Because Aspiriant clients are able to look beyond the headlines and the short-term volatility, we have taken a discerning and analytical approach to municipal bonds. We have developed a structural allocation and implementation that we believe takes advantage of the current environment while being well-positioned for the cycle of interest rate increases which will eventually arrive.

Although we are focused on long-term, strategic investing, we have planned our eventual retreat from the current, more aggressive posture in municipal bonds. We expect the transition between the current environment and a more normal environment to take several years, which should allow sufficient time for us to slowly reduce the interest rate and credit exposures as credit spreads normalize. Any future bond portfolio will likely retain some exposure to long duration and high yield, but in what proportion will depend entirely on the additional compensation investors receive for bearing interest rate and credit risk. While we think it is still premature to begin our move to a more defensive allocation, we are monitoring the environment for changes in expectations regarding the near-term path of interest rates, changes in compensation received for bearing interest rate and credit risk, changes in the creditworthiness of municipal bond issuers, and changes in other factors affecting the supply and demand for municipal bonds (e.g., tax rates, issuance volume, etc).


Important disclosures: Past performance is no guarantee of future performance. All investments can lose value. The index performance does not reflect any actual Aspiriant investment. Individual clients may have a different experience. All investment recommendations are available upon request.
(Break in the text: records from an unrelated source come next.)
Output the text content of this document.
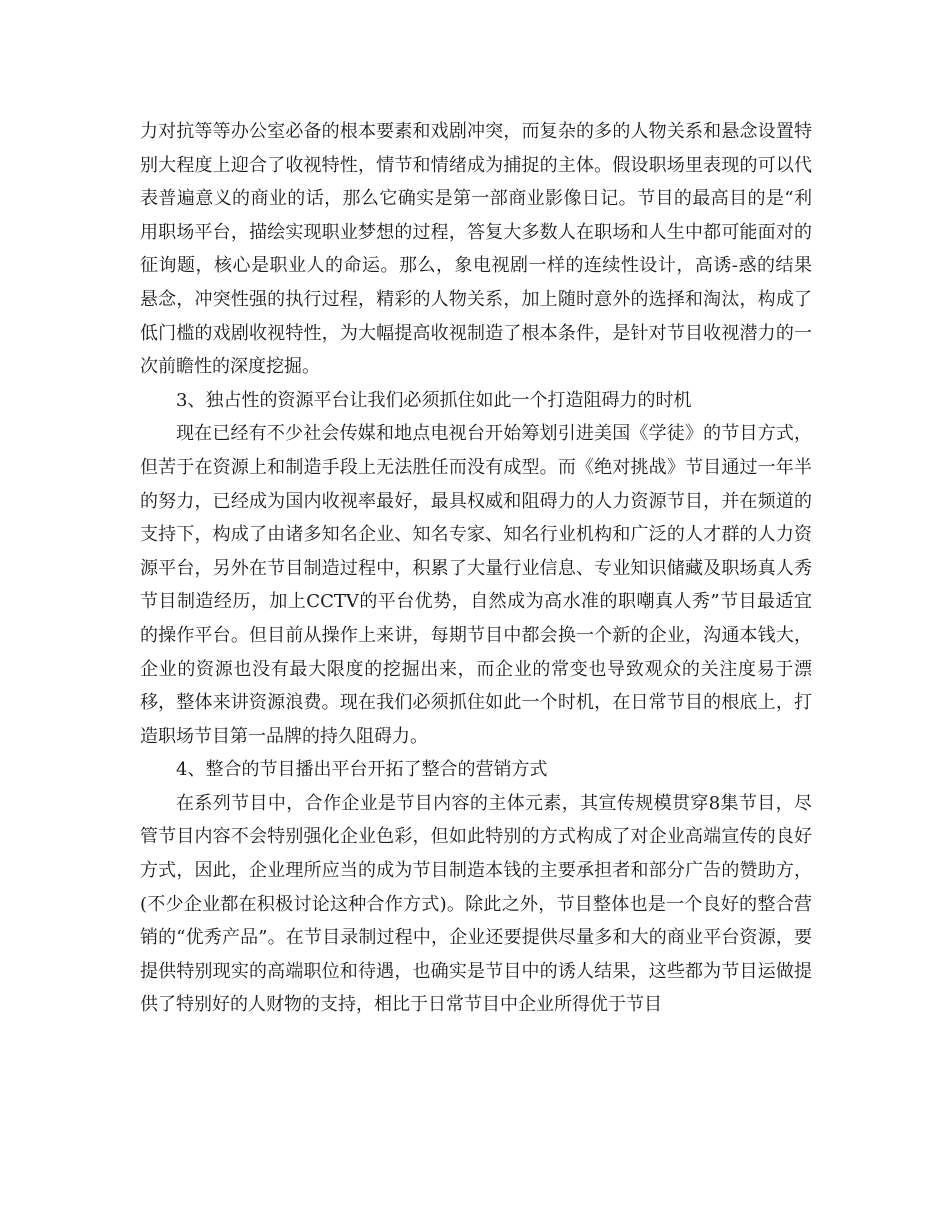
力对抗等等办公室必备的根本要素和戏剧冲突，而复杂的多的人物关系和悬念设置特别大程度上迎合了收视特性，情节和情绪成为捕捉的主体。假设职场里表现的可以代表普遍意义的商业的话，那么它确实是第一部商业影像日记。节目的最高目的是“利用职场平台，描绘实现职业梦想的过程，答复大多数人在职场和人生中都可能面对的征询题，核心是职业人的命运。那么，象电视剧一样的连续性设计，高诱-惑的结果悬念，冲突性强的执行过程，精彩的人物关系，加上随时意外的选择和淘汰，构成了低门槛的戏剧收视特性，为大幅提高收视制造了根本条件，是针对节目收视潜力的一次前瞻性的深度挖掘。

3、独占性的资源平台让我们必须抓住如此一个打造阻碍力的时机

现在已经有不少社会传媒和地点电视台开始筹划引进美国《学徒》的节目方式，但苦于在资源上和制造手段上无法胜任而没有成型。而《绝对挑战》节目通过一年半的努力，已经成为国内收视率最好，最具权威和阻碍力的人力资源节目，并在频道的支持下，构成了由诸多知名企业、知名专家、知名行业机构和广泛的人才群的人力资源平台，另外在节目制造过程中，积累了大量行业信息、专业知识储藏及职场真人秀节目制造经历，加上CCTV的平台优势，自然成为高水准的职嘲真人秀”节目最适宜的操作平台。但目前从操作上来讲，每期节目中都会换一个新的企业，沟通本钱大，企业的资源也没有最大限度的挖掘出来，而企业的常变也导致观众的关注度易于漂移，整体来讲资源浪费。现在我们必须抓住如此一个时机，在日常节目的根底上，打造职场节目第一品牌的持久阻碍力。

4、整合的节目播出平台开拓了整合的营销方式

在系列节目中，合作企业是节目内容的主体元素，其宣传规模贯穿8集节目，尽管节目内容不会特别强化企业色彩，但如此特别的方式构成了对企业高端宣传的良好方式，因此，企业理所应当的成为节目制造本钱的主要承担者和部分广告的赞助方，(不少企业都在积极讨论这种合作方式)。除此之外，节目整体也是一个良好的整合营销的“优秀产品”。在节目录制过程中，企业还要提供尽量多和大的商业平台资源，要提供特别现实的高端职位和待遇，也确实是节目中的诱人结果，这些都为节目运做提供了特别好的人财物的支持，相比于日常节目中企业所得优于节目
Performance does not include Aspiriant’s investment management fee.

From 2/1/10 through 9/30/2011, the Aspiriant Municipal Bond allocations were: 15% Vanguard Ltd Term Tax-Exempt; 60% Vanguard Intermediate Term Tax-Exempt (45% for residents of California); 15% Vanguard CA Intermediate Tax-Exempt (for residents of California); 20% Vanguard High Yield Tax-Exempt; 5% Nuveen High Municipal Bond.

Since 10/1/2011, the allocations are: 30% Vanguard Ltd Term Tax Exempt; 20% Vanguard Intermediate Term Tax-Exempt (Vanguard California Intermediate Term Tax-Exempt for California residents); 10% Vanguard High Yield Tax-Exempt; 40% Nuveen High Yield Municipal Bond Fund.

The Barclays Capital Municipal Bond Index is an unmanaged total return index, considered to be generally representative of fixed rate, investment-grade municipal bonds issued across all states, and does not contain any management fees.

The Barclays Capital Municipal High Yield Bond Index is an unmanaged total return index, considered to be generally representative of fixed rate, non-investment-grade municipal bonds issued across all states, and does not contain any management fees.

The Barclays Capital Corporate High Yield Bond Index is an unmanaged total return index that covers the U.S. Dollar denominated, non-investment-grade taxable corporate bond market, and does not contain any management fees.